According to the theory of special relativity proposed by Albert Einstein, an object with mass cannot reach or exceed the speed of light in a vacuum, which is approximately 299,792,458 meters per second (or about 670,616,629 miles per hour). As an object with mass approaches the speed of light, its energy requirements increase, and it becomes more difficult to accelerate further.
When an object with mass is already in motion and you add more energy to it, its speed will not increase to exceed the speed of light. Instead, according to Einstein's theory, the object's relativistic mass would increase, and it would require more and more energy to accelerate further. As the object's speed gets closer to the speed of light, the incremental increase in velocity becomes smaller and smaller.

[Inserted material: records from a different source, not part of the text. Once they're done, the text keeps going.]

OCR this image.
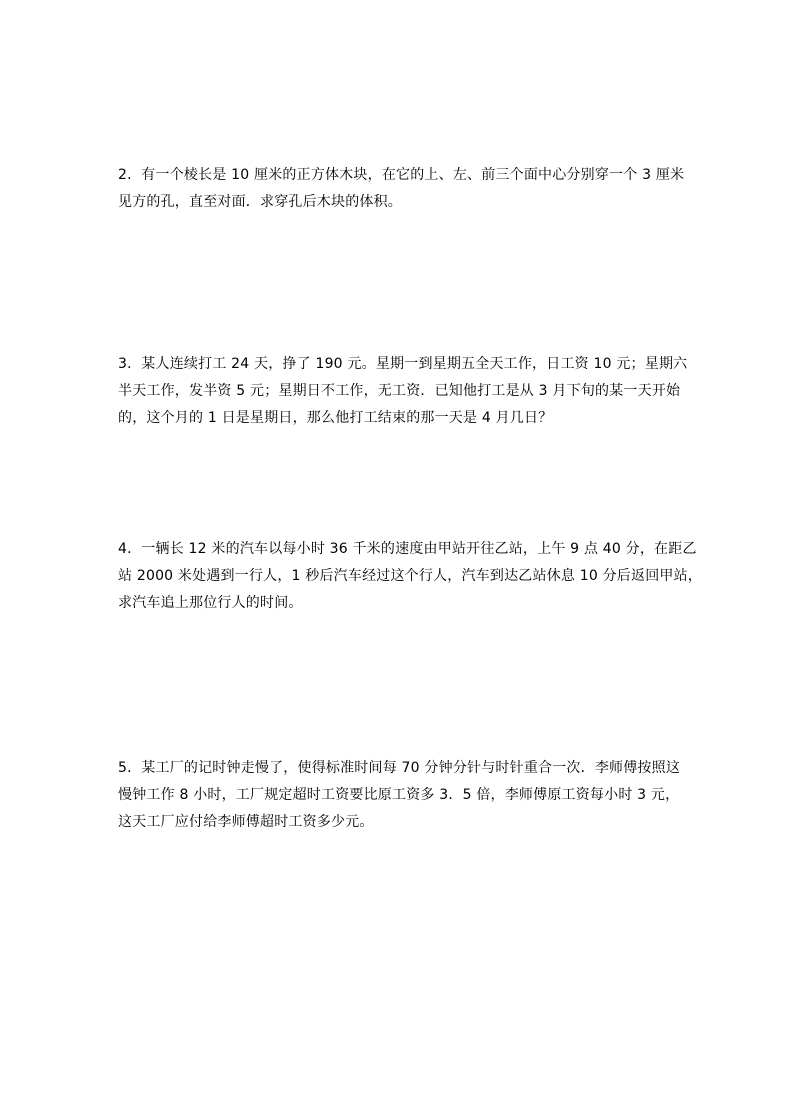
2．有一个棱长是 10 厘米的正方体木块，在它的上、左、前三个面中心分别穿一个 3 厘米
见方的孔，直至对面．求穿孔后木块的体积。
3．某人连续打工 24 天，挣了 190 元。星期一到星期五全天工作，日工资 10 元；星期六
半天工作，发半资 5 元；星期日不工作，无工资．已知他打工是从 3 月下旬的某一天开始
的，这个月的 1 日是星期日，那么他打工结束的那一天是 4 月几日？
4．一辆长 12 米的汽车以每小时 36 千米的速度由甲站开往乙站，上午 9 点 40 分，在距乙
站 2000 米处遇到一行人，1 秒后汽车经过这个行人，汽车到达乙站休息 10 分后返回甲站，
求汽车追上那位行人的时间。
5．某工厂的记时钟走慢了，使得标准时间每 70 分钟分针与时针重合一次．李师傅按照这
慢钟工作 8 小时，工厂规定超时工资要比原工资多 3．5 倍，李师傅原工资每小时 3 元，
这天工厂应付给李师傅超时工资多少元。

As an object with mass approaches the speed of light, its energy and momentum increase without bound, while its velocity approaches but never quite reaches the speed of light. This phenomenon is described by the relativistic equation for momentum:
p = (m * v) / (sqrt(1 - (v^2 / c^2)))
Where: p is the momentum of the object, m is the rest mass of the object, v is the velocity of the object, and c is the speed of light.

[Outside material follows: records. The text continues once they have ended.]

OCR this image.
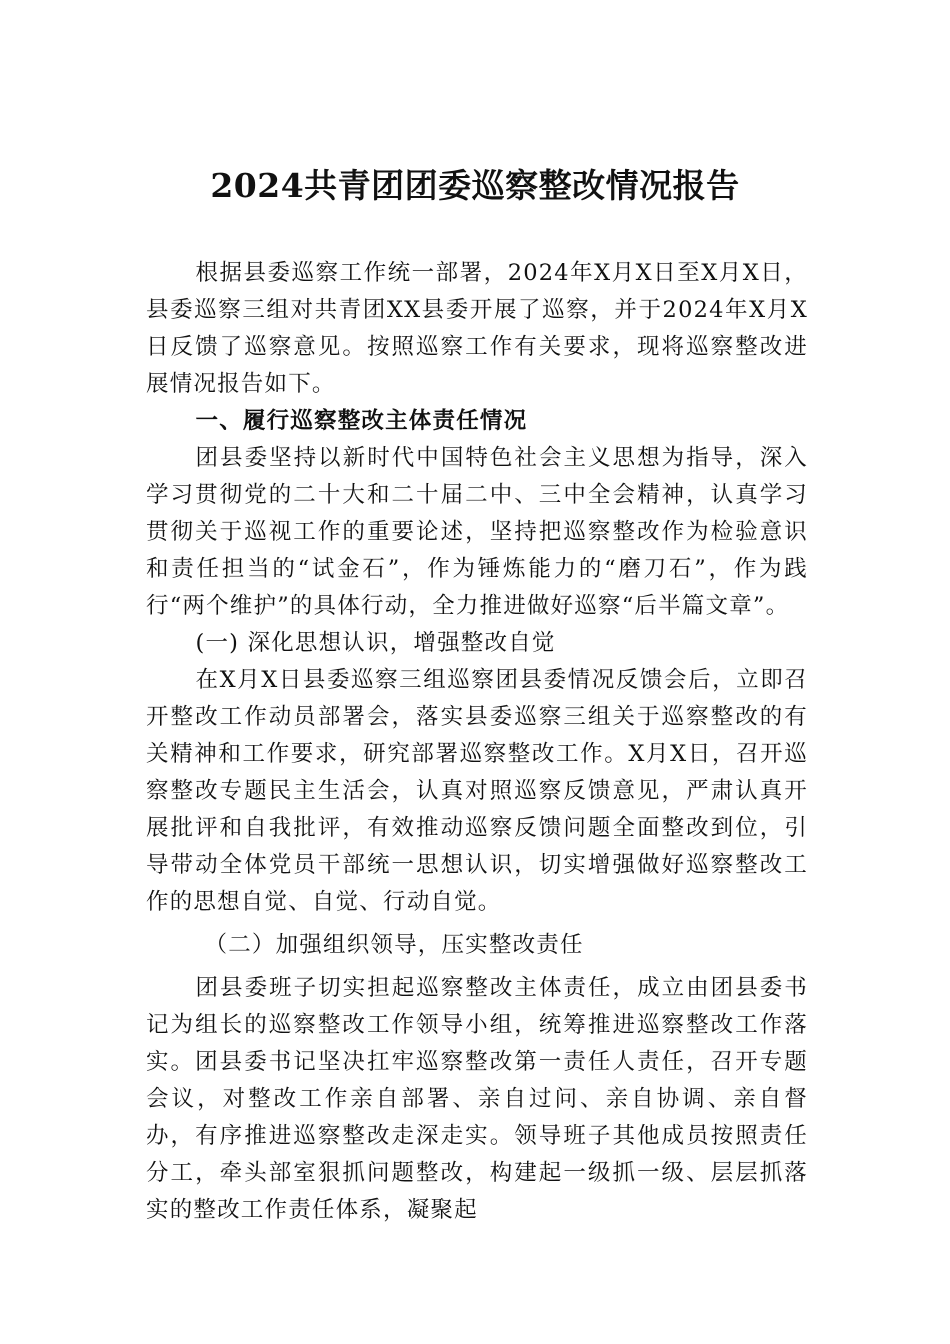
2024共青团团委巡察整改情况报告

根据县委巡察工作统一部署，2024年X月X日至X月X日，县委巡察三组对共青团XX县委开展了巡察，并于2024年X月X日反馈了巡察意见。按照巡察工作有关要求，现将巡察整改进展情况报告如下。

一、履行巡察整改主体责任情况

团县委坚持以新时代中国特色社会主义思想为指导，深入学习贯彻党的二十大和二十届二中、三中全会精神，认真学习贯彻关于巡视工作的重要论述，坚持把巡察整改作为检验意识和责任担当的“试金石”，作为锤炼能力的“磨刀石”，作为践行“两个维护”的具体行动，全力推进做好巡察“后半篇文章”。

(一) 深化思想认识，增强整改自觉

在X月X日县委巡察三组巡察团县委情况反馈会后，立即召开整改工作动员部署会，落实县委巡察三组关于巡察整改的有关精神和工作要求，研究部署巡察整改工作。X月X日，召开巡察整改专题民主生活会，认真对照巡察反馈意见，严肃认真开展批评和自我批评，有效推动巡察反馈问题全面整改到位，引导带动全体党员干部统一思想认识，切实增强做好巡察整改工作的思想自觉、自觉、行动自觉。

（二）加强组织领导，压实整改责任

团县委班子切实担起巡察整改主体责任，成立由团县委书记为组长的巡察整改工作领导小组，统筹推进巡察整改工作落实。团县委书记坚决扛牢巡察整改第一责任人责任，召开专题会议，对整改工作亲自部署、亲自过问、亲自协调、亲自督办，有序推进巡察整改走深走实。领导班子其他成员按照责任分工，牵头部室狠抓问题整改，构建起一级抓一级、层层抓落实的整改工作责任体系，凝聚起
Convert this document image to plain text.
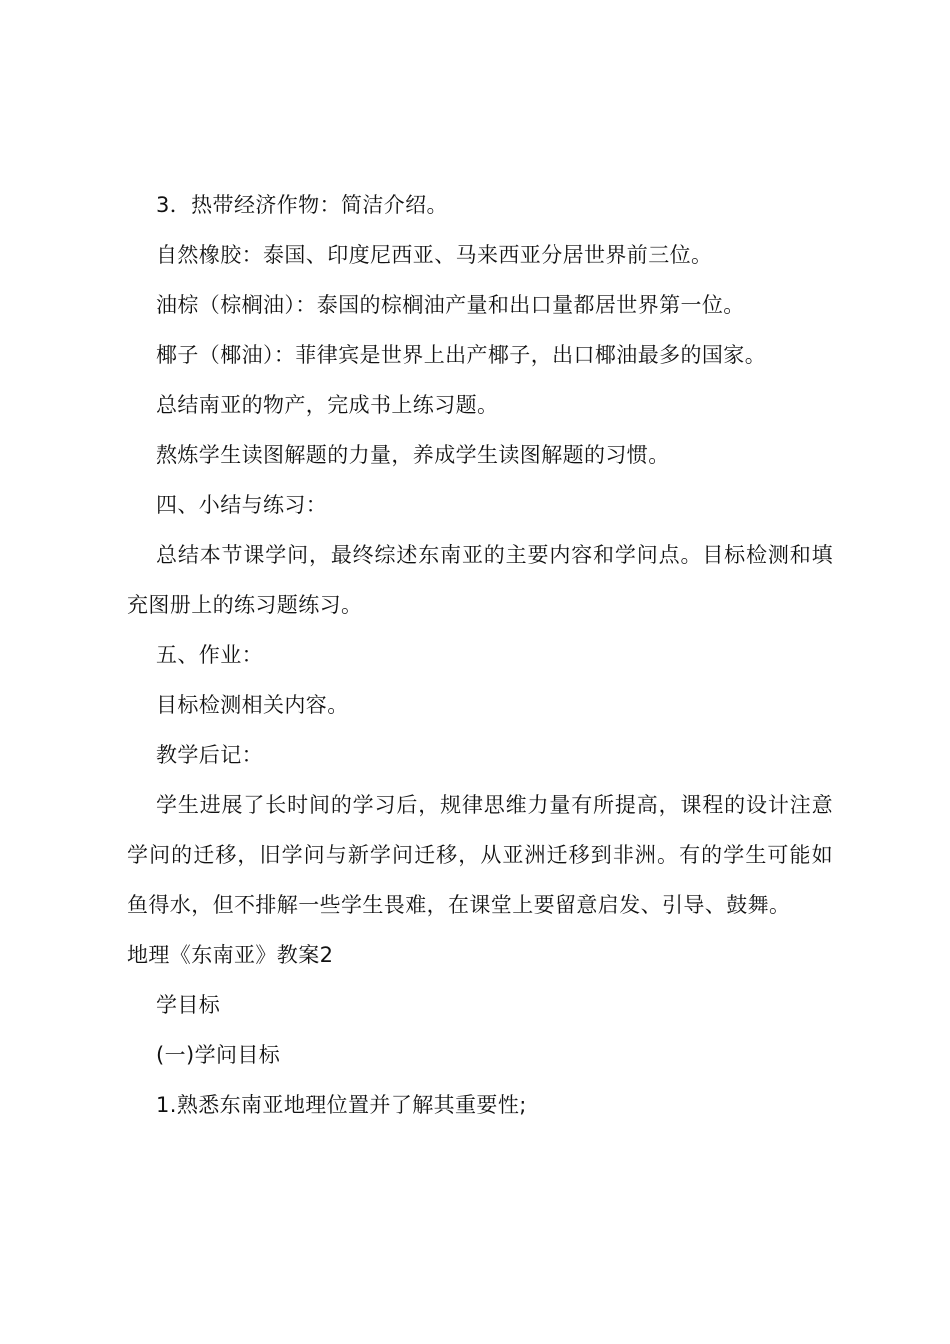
3．热带经济作物：简洁介绍。

自然橡胶：泰国、印度尼西亚、马来西亚分居世界前三位。

油棕（棕榈油）：泰国的棕榈油产量和出口量都居世界第一位。

椰子（椰油）：菲律宾是世界上出产椰子，出口椰油最多的国家。

总结南亚的物产，完成书上练习题。

熬炼学生读图解题的力量，养成学生读图解题的习惯。

四、小结与练习：

总结本节课学问，最终综述东南亚的主要内容和学问点。目标检测和填充图册上的练习题练习。

五、作业：

目标检测相关内容。

教学后记：

学生进展了长时间的学习后，规律思维力量有所提高，课程的设计注意学问的迁移，旧学问与新学问迁移，从亚洲迁移到非洲。有的学生可能如鱼得水，但不排解一些学生畏难，在课堂上要留意启发、引导、鼓舞。

地理《东南亚》教案2

学目标

(一)学问目标

1.熟悉东南亚地理位置并了解其重要性;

As v approaches c, the denominator of the equation approaches zero, making the momentum (p) effectively infinite. However, the velocity (v) remains less than c.
Therefore, no matter how much additional energy is added to an object with mass already moving at or near the speed of light, it will not go faster than the speed of light. The laws of physics, as described by the theory of special relativity, impose a fundamental limit on the velocity of massive objects.